1976: Patti Hansen, Calvin Klein jean reklamlarında.
Yüzyılın en kışkırtıcı reklam kampanyalarından bazılarıyla desteklenen kot pantolonları, açıkça dünyanın dört bir yanındaki tezgahları fethedecekti. Ancak daha yakından incelendiğinde, ilk kot pantolonunun öne çıkan tek özelliği bu değildi. Ayrıca Calvin Klein imzası sağdaki arka cebe dikildi.

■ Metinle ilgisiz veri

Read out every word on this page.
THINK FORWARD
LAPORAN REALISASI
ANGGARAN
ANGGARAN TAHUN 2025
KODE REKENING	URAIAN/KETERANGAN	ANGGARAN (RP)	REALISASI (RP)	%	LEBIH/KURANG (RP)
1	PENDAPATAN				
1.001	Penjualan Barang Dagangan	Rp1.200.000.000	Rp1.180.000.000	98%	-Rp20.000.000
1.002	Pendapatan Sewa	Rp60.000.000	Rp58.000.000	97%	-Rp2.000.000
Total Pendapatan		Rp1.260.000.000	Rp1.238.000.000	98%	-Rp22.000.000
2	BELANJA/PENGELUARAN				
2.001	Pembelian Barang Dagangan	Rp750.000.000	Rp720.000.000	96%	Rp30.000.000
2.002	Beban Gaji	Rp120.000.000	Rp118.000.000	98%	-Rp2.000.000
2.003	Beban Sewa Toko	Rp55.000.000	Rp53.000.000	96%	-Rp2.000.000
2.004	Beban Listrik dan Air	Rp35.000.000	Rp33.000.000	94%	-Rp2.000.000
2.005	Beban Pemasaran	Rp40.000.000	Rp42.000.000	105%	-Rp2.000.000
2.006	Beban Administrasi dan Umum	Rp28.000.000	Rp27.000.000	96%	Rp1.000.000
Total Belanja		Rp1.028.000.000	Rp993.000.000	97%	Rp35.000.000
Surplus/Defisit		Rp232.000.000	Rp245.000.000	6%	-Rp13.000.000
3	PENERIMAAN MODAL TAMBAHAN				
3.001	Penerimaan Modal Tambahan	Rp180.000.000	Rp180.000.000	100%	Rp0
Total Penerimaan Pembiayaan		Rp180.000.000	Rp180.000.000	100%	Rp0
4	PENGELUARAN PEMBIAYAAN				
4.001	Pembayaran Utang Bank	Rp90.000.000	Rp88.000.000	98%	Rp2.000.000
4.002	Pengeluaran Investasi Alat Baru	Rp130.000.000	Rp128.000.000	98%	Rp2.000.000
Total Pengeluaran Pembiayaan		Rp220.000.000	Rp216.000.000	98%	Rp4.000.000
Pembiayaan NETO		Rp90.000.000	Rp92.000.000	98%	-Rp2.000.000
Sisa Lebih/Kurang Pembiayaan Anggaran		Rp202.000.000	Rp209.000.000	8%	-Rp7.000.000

İtalyan moda tasarımcısı Miuccia Prada, Carla Bruni'nin kıyafetlerini ayarlıyor. © Vittoriano Rastelli
Mario Prada'nın torunlarının en küçüğü, Milano'da bulunan aile şirketi için güçlü bir vizyona sahipti. İlk hazır giyim koleksiyonunu 1988/1989 Sonbahar/Kış sezonunda zarif ama kararlı silüetler etrafında inşa etti. O zamanlar onu eleştirenlere "Ben tasarımcı değilim, ben buyum." diye cevap vermişti. Aynı zamanda güçlü yönünü de ortaya koyuyordu. “Yaptığım şeyin bazılarını rahatsız ederken herkesi ilgilendirmesini seviyorum. Çok garip görünen normal bir şey yapmak istiyorum.”
Comme des Garçons 1995 İlkbahar/Yaz © Guy Marineau
"1981'de Rei Kawakubo, Paris'te Comme des Garçons koleksiyonlarını sunmaya başladığında, onu “kargalar” lakaplı bir grup Japon çoktan takibe almıştı.” İşte Laird Borrelli-Persson'un 2017'de Vogue'da yazdığı şey buydu. Rei Kawakubo'nun siyah üzerine sanatsal tasarımları, hem kişisel tarzını yansıtıyor hem de hayranlarının stilinin simgesi haline geliyordu. 1980'ler, Wall Street'in Altın Çocukları, Thatcherizm ve gösterişli kostümlerin çağı olarak görülürken, Rei Kawakubo'nun güçlü tasarımları oldukça farklıydı.
Alexander McQueen’in 1992’deki Central Saint Martins mezuniyet gösterisi.
Alexander McQueen'in olağanüstü hikaye anlatımı ve kişisel mitoloji yeteneği, 1992'de Central Saint Martins mezuniyet koleksiyonunu tamamladığında zaten tam anlamıyla olgunlaşmıştı. Yıl sonu projesine ise Jack the Ripper Stalking His Victims adını vermişti. Bu koleksiyon, “kadın kahraman” kavramına derin bir kişisel güç kazandırdı. Hatta bazı parçalar kapsüllenmiş insan saçıyla süslenmişti.
Marc Jacobs for Perry Ellis 1993 İlkbahar/Yaz © Conde Nast Archive
Jacobs'ın karizmatik asi ruhu, 1990'ların başında Amerikalı spor giyim markası Perry Ellis tarafından hem işe alınmasını hem de kovulmasını sağlayacak kadar güçlüydü. Tasarımcının kötü şöhretli "grunge" 1993 İlkbahar/Yaz defilesi için hazırlanmadılar, ama yine de başka kimse yoktu. Marc Jacobs ise 30 dakikadan daha kısa bir sürede moda dünyasıyla bir bağ kurdu ve tam bir sanatsal kargaşa içindeki bir gencin özlemlerini yansıtan erişilebilir bir moda sundu.